November 2021 MPACT Safety Update


This month for our MPACT Safety training we focused on winter weather safety. The hazards and precaution key items we discussed include winter driving, work zone traffic safety, being stranded in a vehicle, and various issues related to working in snowy conditions. Below is a more in-depth breakdown of each key item.

Winter Driving

As we enter the winter season, it is important to take extra precautions as we drive. Although we are not able to control roadway conditions, we can always focus on driving safely. Now is the time to inspect your vehicle to make sure everything is working properly.

  • Brakes: Brakes should provide even and balanced braking. Also check that brake fluid is at the proper level.
  • Cooling system: Ensure a proper mixture of 50/50 antifreeze and water in the cooling system.
  • Electrical system: Check the ignition system and make sure that the battery is fully charged and that the connections are clean. Check that the alternator belt is in good condition with proper tension.
  • Engine: Inspect all engine systems and ensure you have no warning lights on the dash.
  • Tires: Check for proper tread depth and that there are no signs of damage or uneven wear. Check for proper tire inflation.
  • Oil: Check that oil is at a proper level and is regularly being changed.
  • Visibility systems: Inspect all exterior lights, defrosters, and wipers.

Stranded in a Vehicle in Winter

If you are stranded in a vehicle, stay in the vehicle. Do not leave the vehicle to search for assistance unless help is visible within 100 yards. Call for emergency assistance if needed, and notify your supervisor. If you have to exit the vehicle, try to wear high visibility clothing so other motorists can identify you.
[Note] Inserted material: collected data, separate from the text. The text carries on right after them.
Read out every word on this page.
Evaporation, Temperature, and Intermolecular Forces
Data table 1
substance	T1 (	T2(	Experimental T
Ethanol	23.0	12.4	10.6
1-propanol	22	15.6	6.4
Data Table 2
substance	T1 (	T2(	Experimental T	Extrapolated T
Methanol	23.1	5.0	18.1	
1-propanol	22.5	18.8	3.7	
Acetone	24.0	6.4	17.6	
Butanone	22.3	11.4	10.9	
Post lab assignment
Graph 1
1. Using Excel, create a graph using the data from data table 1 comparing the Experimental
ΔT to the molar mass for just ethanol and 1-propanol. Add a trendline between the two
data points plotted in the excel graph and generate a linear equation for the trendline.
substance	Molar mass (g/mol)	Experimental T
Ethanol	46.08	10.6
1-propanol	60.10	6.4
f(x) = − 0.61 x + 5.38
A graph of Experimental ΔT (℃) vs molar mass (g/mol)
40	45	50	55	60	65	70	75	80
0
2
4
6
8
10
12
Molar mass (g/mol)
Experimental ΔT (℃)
Working in Winter Conditions

  • Shoveling snow: Shoveling snow can be a strenuous activity as cold weather can be taxing on the body. Be sure to stay hydrated and drink warm liquids and take breaks in warm areas. As you are shoveling keep your back straight and lift with your legs, do not turn or twist your body, and try to push the snow instead of lifting it.
  • Using powered equipment: When using equipment such as snow blowers, make sure they are properly grounded to avoid electrocutions. When performing maintenance or clearing, make sure the equipment is properly guarded and disconnected from power sources (not running).
  • Clearing snow when working at heights: Always assess the situation for potential hazards and plan how to do the work safely. Try to use snow removal methods that do not require you to get on the roof. Never get on a roof or on a heightened surface without fall protection.
  • Preventing slips on snow and ice: To prevent slips, make sure to clear walking surfaces of snow and ice, and spread deicer as soon as possible. Wear insulated and water-resistant boots with good rubber treads.
  • Clothing: Wear at least 3 layers of loose-fitting clothing, insulated gloves, boots, and something to cover the head and ears. Stay dry, and if needed pack extra clothes to change if you get wet.